Kedua, cari popularitas. Motivasi kedua yakni mencari
popularitas baik untuk nama personal, keluarga, golongan maupun untuk
membesarkan nama partai politiknya. Politisi jenis ini tidak akan pernah
bosan-bosannya duduk di atas kursi empuk.
Walaupun barangkali ia tidak berguna dalam melayani
masyarakat tapi dengan kekuatan modal, ia bisa membeli apa saja termasuk suara
masyarakat. Dengan popularitas dalam
karir politiknya, maka ia bisa buat segala sesuatu dengan mudah.
Selain itu, politisi jenis ini juga akan selalu menjaga nama baik untuk personal dan rekan setim dalam partai. Walaupun misalnya, rekannya melakukan kejahatan Politik, ia akan mati-matian membela dengan dalil-dalil tertentu.

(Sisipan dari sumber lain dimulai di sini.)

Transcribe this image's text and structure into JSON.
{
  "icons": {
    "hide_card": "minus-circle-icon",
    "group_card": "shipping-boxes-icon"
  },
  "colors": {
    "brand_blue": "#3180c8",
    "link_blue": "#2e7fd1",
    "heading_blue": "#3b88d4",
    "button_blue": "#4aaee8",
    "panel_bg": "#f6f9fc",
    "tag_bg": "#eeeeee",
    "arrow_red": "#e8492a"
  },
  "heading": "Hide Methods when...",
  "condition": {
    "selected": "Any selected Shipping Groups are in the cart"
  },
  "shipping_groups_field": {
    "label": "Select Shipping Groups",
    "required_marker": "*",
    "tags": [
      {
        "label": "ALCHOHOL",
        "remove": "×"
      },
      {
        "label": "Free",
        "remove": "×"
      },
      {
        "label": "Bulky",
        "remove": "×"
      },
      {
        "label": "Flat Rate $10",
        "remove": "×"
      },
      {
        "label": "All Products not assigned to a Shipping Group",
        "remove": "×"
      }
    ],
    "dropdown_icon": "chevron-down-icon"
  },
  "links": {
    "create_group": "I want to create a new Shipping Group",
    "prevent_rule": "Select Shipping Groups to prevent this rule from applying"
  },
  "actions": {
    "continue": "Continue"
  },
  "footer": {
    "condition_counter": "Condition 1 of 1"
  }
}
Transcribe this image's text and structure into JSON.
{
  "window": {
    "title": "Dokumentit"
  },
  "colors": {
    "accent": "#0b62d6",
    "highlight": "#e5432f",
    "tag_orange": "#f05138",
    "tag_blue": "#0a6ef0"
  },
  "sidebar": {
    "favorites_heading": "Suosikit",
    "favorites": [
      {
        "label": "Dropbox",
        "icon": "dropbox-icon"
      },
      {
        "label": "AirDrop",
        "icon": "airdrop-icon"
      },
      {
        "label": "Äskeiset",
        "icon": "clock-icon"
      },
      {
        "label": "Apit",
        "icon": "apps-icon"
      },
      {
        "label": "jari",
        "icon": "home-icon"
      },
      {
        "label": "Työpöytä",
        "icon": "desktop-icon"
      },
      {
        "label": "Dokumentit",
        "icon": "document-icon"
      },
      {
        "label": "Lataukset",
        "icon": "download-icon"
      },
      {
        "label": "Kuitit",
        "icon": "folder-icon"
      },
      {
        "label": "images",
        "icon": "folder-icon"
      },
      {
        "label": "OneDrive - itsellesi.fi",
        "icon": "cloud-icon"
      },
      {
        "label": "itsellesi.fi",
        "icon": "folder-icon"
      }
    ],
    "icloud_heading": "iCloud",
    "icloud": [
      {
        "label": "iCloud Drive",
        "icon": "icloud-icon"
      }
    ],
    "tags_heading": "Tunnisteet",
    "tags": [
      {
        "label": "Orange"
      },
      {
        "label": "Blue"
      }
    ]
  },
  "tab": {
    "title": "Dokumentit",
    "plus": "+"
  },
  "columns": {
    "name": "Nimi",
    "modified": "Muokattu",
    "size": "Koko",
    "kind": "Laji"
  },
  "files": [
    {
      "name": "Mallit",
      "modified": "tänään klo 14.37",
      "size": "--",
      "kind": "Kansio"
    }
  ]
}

Kemudian, ketika ada hajatan Pemilu, politisi berkarakter ini akan berjuang mati-matian mencari kader potensial (terlebih dari segi modal) untuk mempertahankan kursi kekuasaan. Akibatnya, kejahatan politik yang dibuat baik oleh diri sendiri maupun rekan separtai bisa dijaga kerahasiaannya. Sebab kekuasaan adalah kekuatan untuk menyembunyikan kejahatan politik. Hal ini sudah lumrah di negri ini.
Ketiga, melayani banyak orang. Motivasi ketiga ini adalah
motivasi yang sesuai dengan harapan masyarakat banyak. Ada politisi yang
berjuang sungguh-sugguh melayani masyarakatnya. Bahkan dengan dasar ini, ia
bisa melawan rekan separtainya yang berbelok haluan. Ia bisa juga dengan
lantang melawan ketua partai bahkan keluar dari partai demi menjawab motivasi
melayani masyarakat.
Motivasi ini mestinya dimiliki oleh setiap politisi. Banyak
masalah sosial mesti segera diatasi secara tegas. Berani katakan benar dan
salah walaupun berada dalam satu partai. Motivasi melayani terlihat dari
kejujuran menyampaikan dinamika politik, transparansi, berani melawan kejahatan
politik dan lain-lain.
Menjadi pelayan berarti, ia sungguh merasakan apa yang
dirasakan masyarakat. Ia mesti tinggal bersama masyarakat bukan membangun
istana pribadi atau rumah yang jauh dari masyarakat. Ia tidak boleh memperalat
masyarakat dengan iming-iming jabatan atau PNS demi menjawab kerakusan
pribadinya. Ia mesti tulus.
Melayani masyarakat berarti turut terlibat bersama masyarakat dan polisi membongkar kejahatan-kejahahatan politik yang terjadi bukan sebaliknya bungkam dan cuci tangan seperti Pilatus.
Kita mengharapkan
momen Pemilu 2024 mendatang, para calon politisi atau yang sudah menjadi
politisi memiliki motivasi yang ketiga yakni melayani dengan tulus.